GPT-SoVITS Voice Cloning Engine

Voice Cloning GPT-SoVITS Screenshot

01. Overview

Voice Cloning (GPT-SoVITS) is a powerful artificial intelligence speech generation technology. It only requires a short 3 to 10 seconds of clean human voice to instantly mimic the speaker's timbre, tone, and inflection, making them speak any text you specify.

This system supports cross-lingual pronunciation. You can even use a Chinese reference voice to make the AI speak fluent English or Japanese! This technology is perfect for YouTube video dubbing, audiobook reading, or creating your own personal AI voice assistant.

02. Core Operation Flow: Five Main Sections

1. API Connection Setup

Since GPT-SoVITS is a massive core engine, we must start it before we can begin working:

2. Custom Models (Optional)

If you don't have specific needs, you can leave this completely blank, and the system will automatically use the pre-trained "Default Official Model". If you have downloaded models from the internet or trained your own, you can load them here:

Special Note: After selecting your custom files, you must click the purple "Load Selected Models" button on the right for the system to actually switch the models into memory.

🎙️ Deep Concept: Why have both "Models" and "Reference Audio"? Aren't they redundant?

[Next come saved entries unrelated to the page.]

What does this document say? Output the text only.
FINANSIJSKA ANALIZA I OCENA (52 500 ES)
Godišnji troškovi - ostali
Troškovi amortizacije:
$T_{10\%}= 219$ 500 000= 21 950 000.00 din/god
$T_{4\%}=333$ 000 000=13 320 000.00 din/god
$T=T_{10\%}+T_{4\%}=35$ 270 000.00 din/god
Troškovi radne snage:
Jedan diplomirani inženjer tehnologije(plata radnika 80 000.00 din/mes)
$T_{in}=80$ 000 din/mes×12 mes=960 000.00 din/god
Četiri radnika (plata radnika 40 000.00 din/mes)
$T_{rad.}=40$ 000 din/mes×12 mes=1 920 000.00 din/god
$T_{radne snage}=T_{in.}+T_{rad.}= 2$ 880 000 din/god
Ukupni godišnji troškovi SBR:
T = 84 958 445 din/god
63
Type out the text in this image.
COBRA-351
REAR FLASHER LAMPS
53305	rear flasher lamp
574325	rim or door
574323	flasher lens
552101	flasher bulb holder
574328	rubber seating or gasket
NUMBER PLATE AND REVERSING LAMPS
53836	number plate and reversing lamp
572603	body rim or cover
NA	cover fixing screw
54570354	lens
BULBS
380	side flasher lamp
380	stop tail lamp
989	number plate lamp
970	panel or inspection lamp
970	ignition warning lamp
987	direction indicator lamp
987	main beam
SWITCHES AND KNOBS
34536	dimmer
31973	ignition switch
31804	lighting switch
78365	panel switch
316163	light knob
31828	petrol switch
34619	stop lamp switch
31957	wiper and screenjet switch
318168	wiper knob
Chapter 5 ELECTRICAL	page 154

This is a core concept that confuses many beginners. Imagine GPT-SoVITS as a singer:

  1. Model = The Singer's Talent (Decides who they sound like): If you load Jay Chou's custom model, it means this singer now possesses the talent to perfectly mimic Jay Chou. If you "don't load" one, the system uses a default amateur voice, which will absolutely never sound like Jay Chou. This determines the "ceiling" of voice similarity. Indeed, if you want to clone a specific celebrity's voice, preparing dedicated GPT and SoVITS models is "mandatory".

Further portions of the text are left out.